SEBBENE LA MATEMATICA sia uno dei più notevoli risultati della capacità cerebrale umana, essa non cattura nessuna essenza dei fenomeni fisici o biologici. La disciplina ci aiuta a selezionare quelle porzioni del mondo esterno che vogliamo esplicitare e quantificare, ma non è costitutiva di quegli stessi fenomeni, tanto che il meccanismo di misurazione è un’altra interfaccia complessa tra i nostri tentativi teorici di cattura e il mondo stesso, che sfugge proprio mentre viene riprodotto nelle nostre rappresentazioni quantitative. I calcoli, quindi, non restituiscono l’oggetto di conoscenza, lo misurano mentre segnalano che ci sfuggirà indefinitamente.

Nella parte finale del libro, Longo scrive una lettera immaginaria ad Alan Turing lodando il risultato teorico e tecnico che ha condotto dalla sua macchina astratta alla realizzazione dei calcolatori e all’intelligenza artificiale. Ma lancia anche un allarme per il rischio di assolutizzare la calcolabilità, rappresentando il mondo come se fosse un grande rompicapo discreto, di cui mancano solo i dettagli algoritmici da implementare per possederne il segreto. Questa deriva computazionale spinge a ritenere il calcolatore come l’unica definitiva mediazione tra noi e le circostanze esterne. La rappresentazione in forma di dati digitali dei fenomeni svolgerebbe per Longo il ruolo del dito che indica la luna riflessa nel pozzo, scambiandola per quella vera.
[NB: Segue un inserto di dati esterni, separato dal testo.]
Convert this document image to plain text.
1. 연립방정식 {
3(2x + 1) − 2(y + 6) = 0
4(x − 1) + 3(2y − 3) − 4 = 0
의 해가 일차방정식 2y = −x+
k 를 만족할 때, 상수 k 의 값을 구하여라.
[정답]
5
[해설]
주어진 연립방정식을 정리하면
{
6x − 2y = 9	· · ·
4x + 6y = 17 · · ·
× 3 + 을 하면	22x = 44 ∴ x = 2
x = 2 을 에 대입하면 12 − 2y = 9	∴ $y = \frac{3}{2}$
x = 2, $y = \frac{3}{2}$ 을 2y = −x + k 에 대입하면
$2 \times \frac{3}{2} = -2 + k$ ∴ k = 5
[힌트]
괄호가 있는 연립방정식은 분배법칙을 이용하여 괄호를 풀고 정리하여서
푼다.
La forza narrativa della nostra facoltà di immaginazione e di astrazione si trasforma in un boomerang quando ci confonde nel riconoscere l’oggetto della conoscenza. L’aquila sa riconoscere un topolino nascosto tra i cespugli a 200 metri di distanza, mentre ne ignorerebbe la foto a un metro da lei. Paradossalmente è più intelligente rispetto agli esseri umani disposti a confondere una rappresentazione del mondo, per quanto accurata e prestante, con la sua sostanza.

NON POSSIAMO RINUNCIARE a immaginare i fenomeni che ci circondano e a proporre nuovi modi per osservarli, riconoscerli, misurarli, ma non dobbiamo perdere la consapevolezza che ogni struttura simbolica ha senso solo nella storia ed entro il contesto intersoggettivo in cui si è sviluppata. È importante non assolutizzare i risultati dei nostri strumenti tecnologici – potenti proiezioni e riflessi di ciò che ci circonda – sostituendoli al mondo in cui viviamo, che mantiene sempre uno scarto, un residuo impossibile da catturare univocamente da qualsiasi processo di astrazione, per quanto rigoroso e brillante possa sembrare.